After the download is complete, open the file to verify that the name, phone number, and ID card number fields contain masked data.

Summary
You can mask raw data stored in an OSS Bucket and save the masked data to a destination OSS Bucket for sharing. After data masking, if the shared data is leaked, sensitive content is not exposed. This reduces the risk of data misuse and privacy breaches. The masked data can be used for scenarios such as data analytics, model training, and business report sharing without exposing private information.
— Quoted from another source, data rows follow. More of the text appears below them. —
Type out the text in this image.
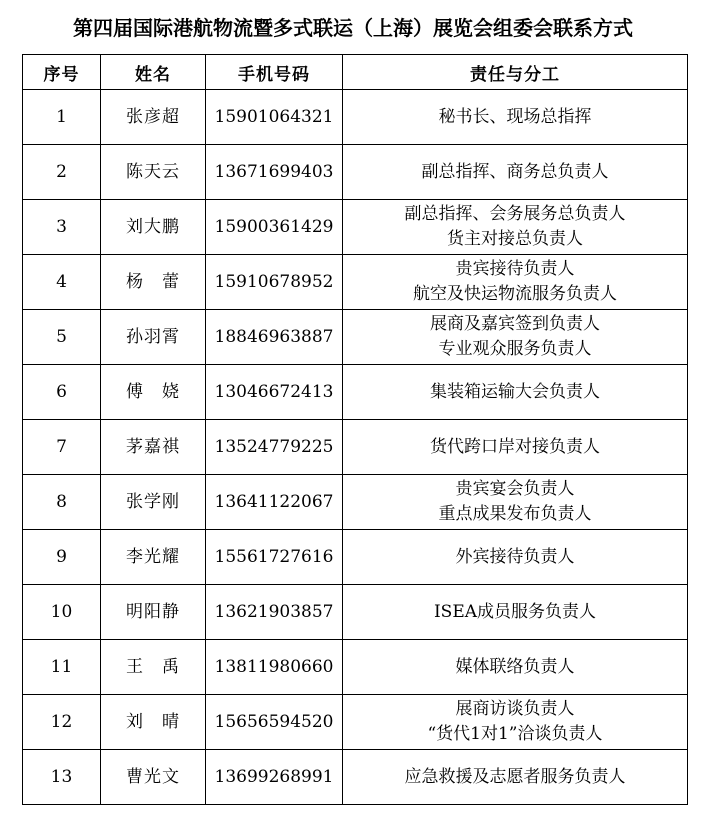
第四届国际港航物流暨多式联运（上海）展览会组委会联系方式
序号	姓名	手机号码	责任与分工
1	张彦超	15901064321	秘书长、现场总指挥

2	陈天云	13671699403	副总指挥、商务总负责人

3	刘大鹏	15900361429	副总指挥、会务展务总负责人
货主对接总负责人

4	杨　蕾	15910678952	贵宾接待负责人
航空及快运物流服务负责人

5	孙羽霄	18846963887	展商及嘉宾签到负责人
专业观众服务负责人

6	傅　娆	13046672413	集装箱运输大会负责人

7	茅嘉祺	13524779225	货代跨口岸对接负责人

8	张学刚	13641122067	贵宾宴会负责人
重点成果发布负责人

9	李光耀	15561727616	外宾接待负责人

10	明阳静	13621903857	ISEA成员服务负责人

11	王　禹	13811980660	媒体联络负责人

12	刘　晴	15656594520	展商访谈负责人
“货代1对1”洽谈负责人

13	曹光文	13699268991	应急救援及志愿者服务负责人
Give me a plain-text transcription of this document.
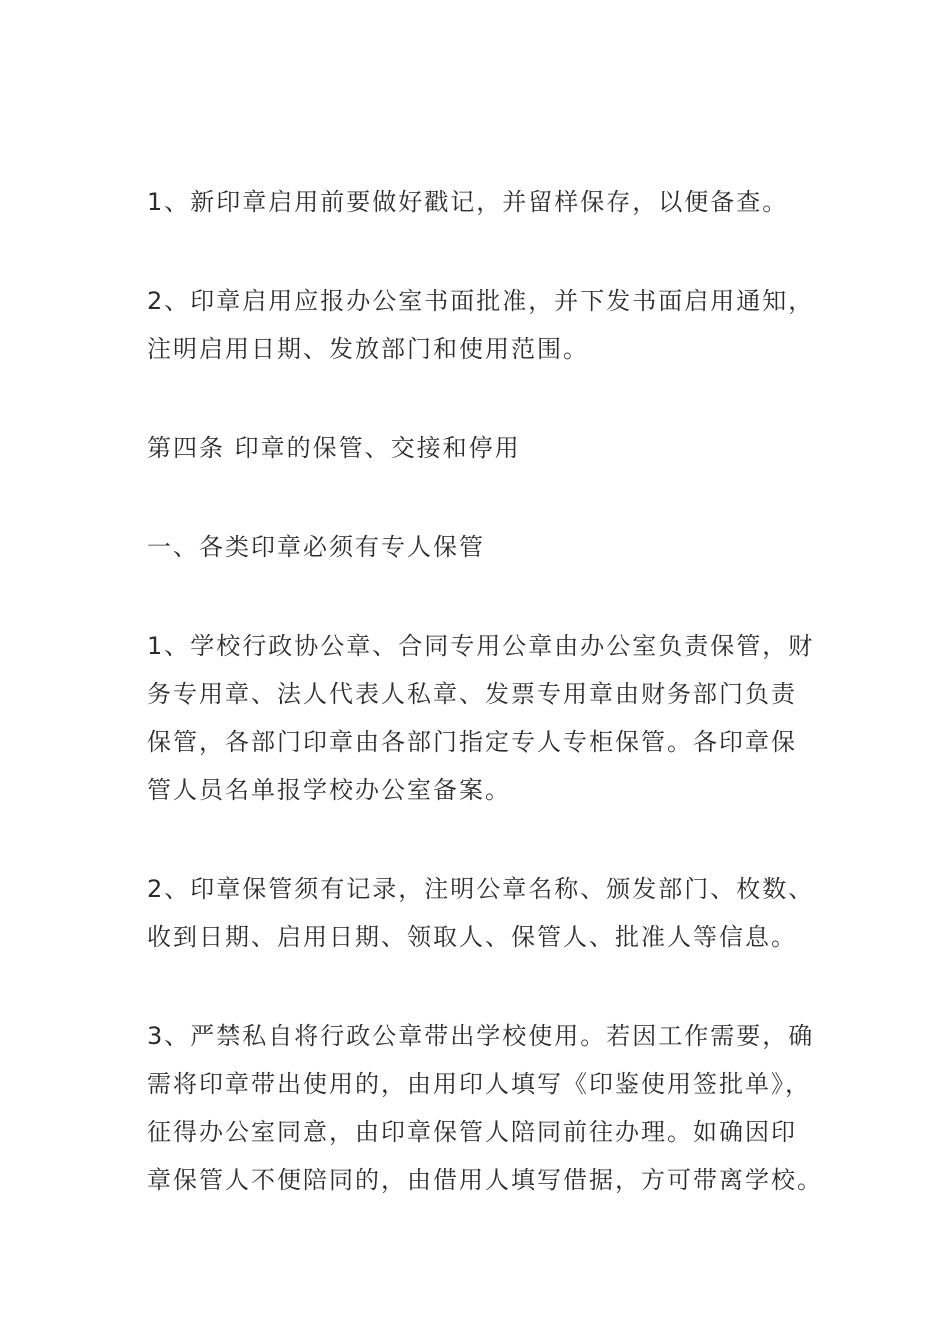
1、新印章启用前要做好戳记，并留样保存，以便备查。
2、印章启用应报办公室书面批准，并下发书面启用通知，
注明启用日期、发放部门和使用范围。
第四条 印章的保管、交接和停用
一、各类印章必须有专人保管
1、学校行政协公章、合同专用公章由办公室负责保管，财
务专用章、法人代表人私章、发票专用章由财务部门负责
保管，各部门印章由各部门指定专人专柜保管。各印章保
管人员名单报学校办公室备案。
2、印章保管须有记录，注明公章名称、颁发部门、枚数、
收到日期、启用日期、领取人、保管人、批准人等信息。
3、严禁私自将行政公章带出学校使用。若因工作需要，确
需将印章带出使用的，由用印人填写《印鉴使用签批单》，
征得办公室同意，由印章保管人陪同前往办理。如确因印
章保管人不便陪同的，由借用人填写借据，方可带离学校。
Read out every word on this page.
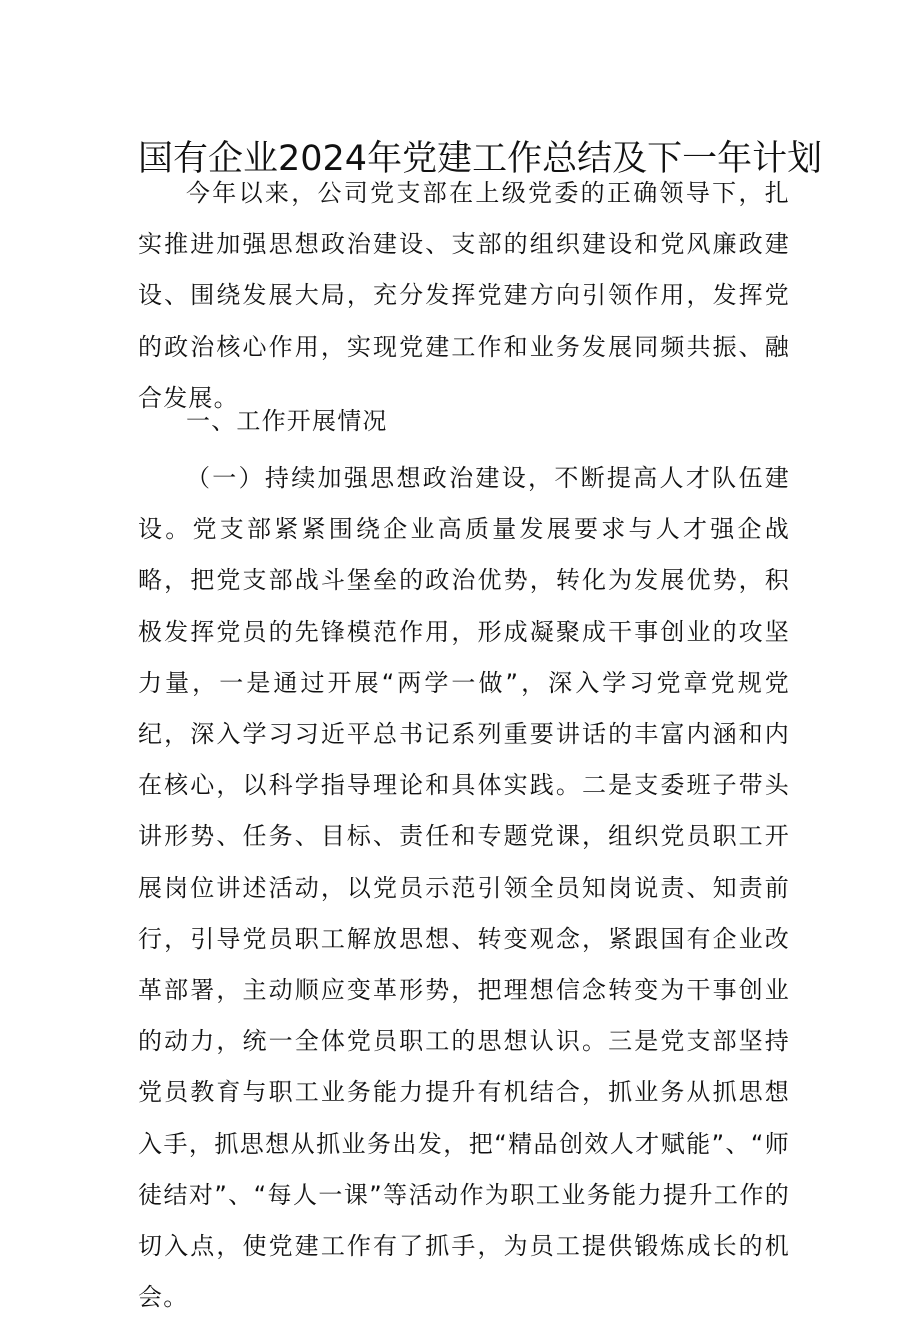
国有企业2024年党建工作总结及下一年计划

今年以来，公司党支部在上级党委的正确领导下，扎实推进加强思想政治建设、支部的组织建设和党风廉政建设、围绕发展大局，充分发挥党建方向引领作用，发挥党的政治核心作用，实现党建工作和业务发展同频共振、融合发展。

一、工作开展情况

（一）持续加强思想政治建设，不断提高人才队伍建设。党支部紧紧围绕企业高质量发展要求与人才强企战略，把党支部战斗堡垒的政治优势，转化为发展优势，积极发挥党员的先锋模范作用，形成凝聚成干事创业的攻坚力量，一是通过开展“两学一做”，深入学习党章党规党纪，深入学习习近平总书记系列重要讲话的丰富内涵和内在核心，以科学指导理论和具体实践。二是支委班子带头讲形势、任务、目标、责任和专题党课，组织党员职工开展岗位讲述活动，以党员示范引领全员知岗说责、知责前行，引导党员职工解放思想、转变观念，紧跟国有企业改革部署，主动顺应变革形势，把理想信念转变为干事创业的动力，统一全体党员职工的思想认识。三是党支部坚持党员教育与职工业务能力提升有机结合，抓业务从抓思想入手，抓思想从抓业务出发，把“精品创效人才赋能”、“师徒结对”、“每人一课”等活动作为职工业务能力提升工作的切入点，使党建工作有了抓手，为员工提供锻炼成长的机会。
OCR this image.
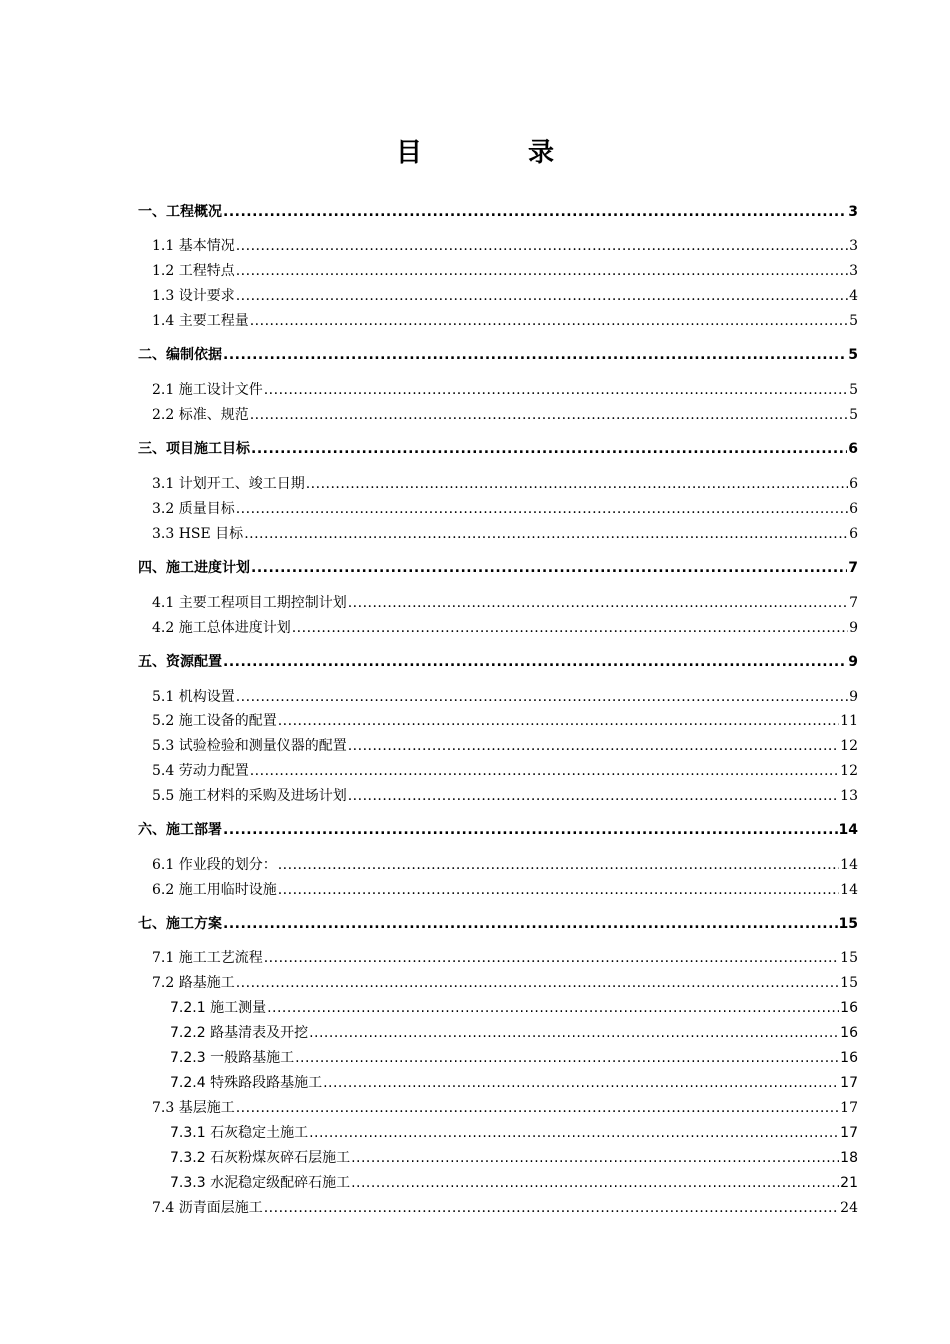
目　录
一、工程概况 .....	3
1.1 基本情况 .....	3
1.2 工程特点 .....	3
1.3 设计要求 .....	4
1.4 主要工程量 .....	5
二、编制依据 .....	5
2.1 施工设计文件 .....	5
2.2 标准、规范 .....	5
三、项目施工目标 .....	6
3.1 计划开工、竣工日期 .....	6
3.2 质量目标 .....	6
3.3 HSE 目标 .....	6
四、施工进度计划 .....	7
4.1 主要工程项目工期控制计划 .....	7
4.2 施工总体进度计划 .....	9
五、资源配置 .....	9
5.1 机构设置 .....	9
5.2 施工设备的配置 .....	11
5.3 试验检验和测量仪器的配置 .....	12
5.4 劳动力配置 .....	12
5.5 施工材料的采购及进场计划 .....	13
六、施工部署 .....	14
6.1 作业段的划分： .....	14
6.2 施工用临时设施 .....	14
七、施工方案 .....	15
7.1 施工工艺流程 .....	15
7.2 路基施工 .....	15
7.2.1 施工测量 .....	16
7.2.2 路基清表及开挖 .....	16
7.2.3 一般路基施工 .....	16
7.2.4 特殊路段路基施工 .....	17
7.3 基层施工 .....	17
7.3.1 石灰稳定土施工 .....	17
7.3.2 石灰粉煤灰碎石层施工 .....	18
7.3.3 水泥稳定级配碎石施工 .....	21
7.4 沥青面层施工 .....	24
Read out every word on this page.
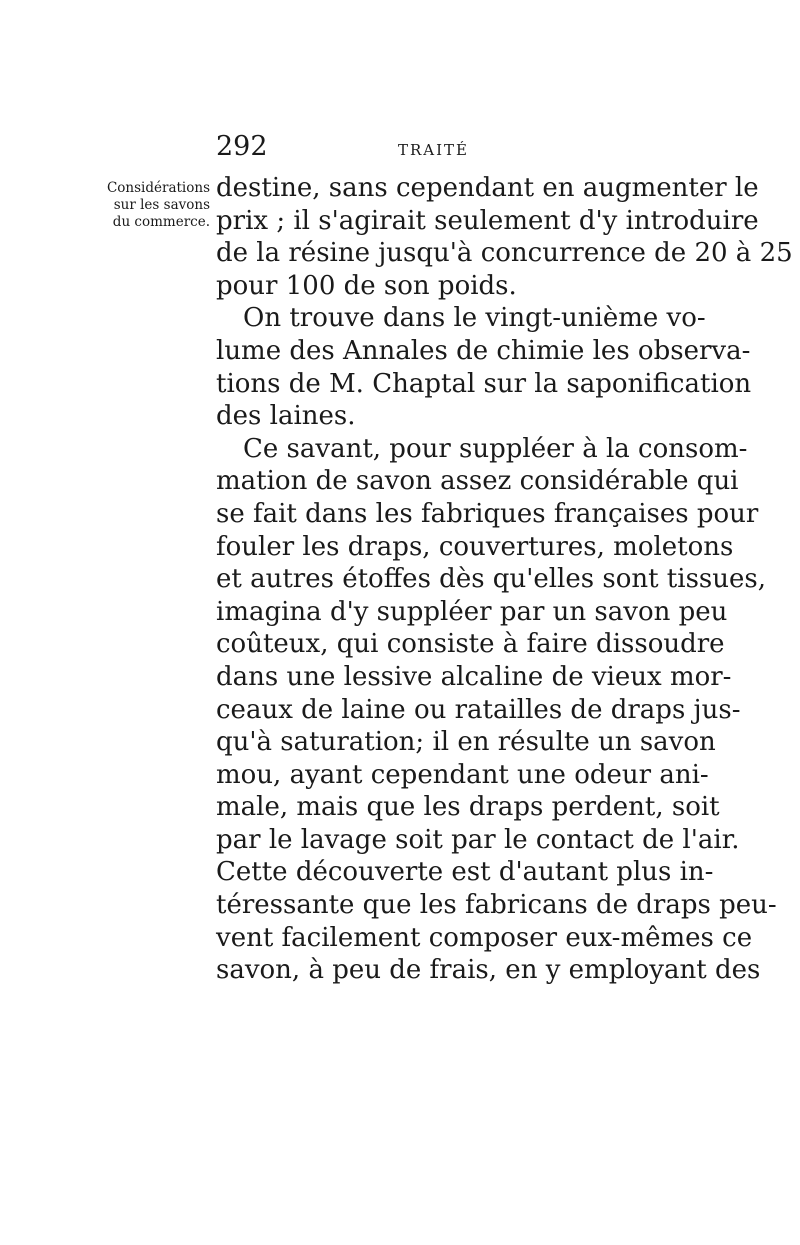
292	TRAITÉ
Considérations
sur les savons
du commerce.
destine, sans cependant en augmenter le
prix ; il s'agirait seulement d'y introduire
de la résine jusqu'à concurrence de 20 à 25
pour 100 de son poids.
On trouve dans le vingt-unième vo-
lume des Annales de chimie les observa-
tions de M. Chaptal sur la saponification
des laines.
Ce savant, pour suppléer à la consom-
mation de savon assez considérable qui
se fait dans les fabriques françaises pour
fouler les draps, couvertures, moletons
et autres étoffes dès qu'elles sont tissues,
imagina d'y suppléer par un savon peu
coûteux, qui consiste à faire dissoudre
dans une lessive alcaline de vieux mor-
ceaux de laine ou ratailles de draps jus-
qu'à saturation; il en résulte un savon
mou, ayant cependant une odeur ani-
male, mais que les draps perdent, soit
par le lavage soit par le contact de l'air.
Cette découverte est d'autant plus in-
téressante que les fabricans de draps peu-
vent facilement composer eux-mêmes ce
savon, à peu de frais, en y employant des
Flexible selection of masking algorithms
Data masking is performed based on masking algorithms and their corresponding rules. DSC supports various algorithms, such as hashing, redaction, substitution, rounding, encryption, data decryption, and shuffling. Each algorithm provides multiple methods for configuring rules. You can select different algorithms to meet the needs of different business scenarios.

Improve the efficiency of masking rule configuration
DSC also provides a data masking template feature. You can group frequently used masking algorithms for a specific scenario into a template. When you configure static data masking rules, you can apply existing templates to improve configuration efficiency.
For more information, see Configure data masking templates and algorithms.
Scheduled data masking tasks
Data masking tasks can be scheduled to run at specific intervals, such as hourly, daily, weekly, or monthly. This ensures that updated data is promptly masked and ready for use.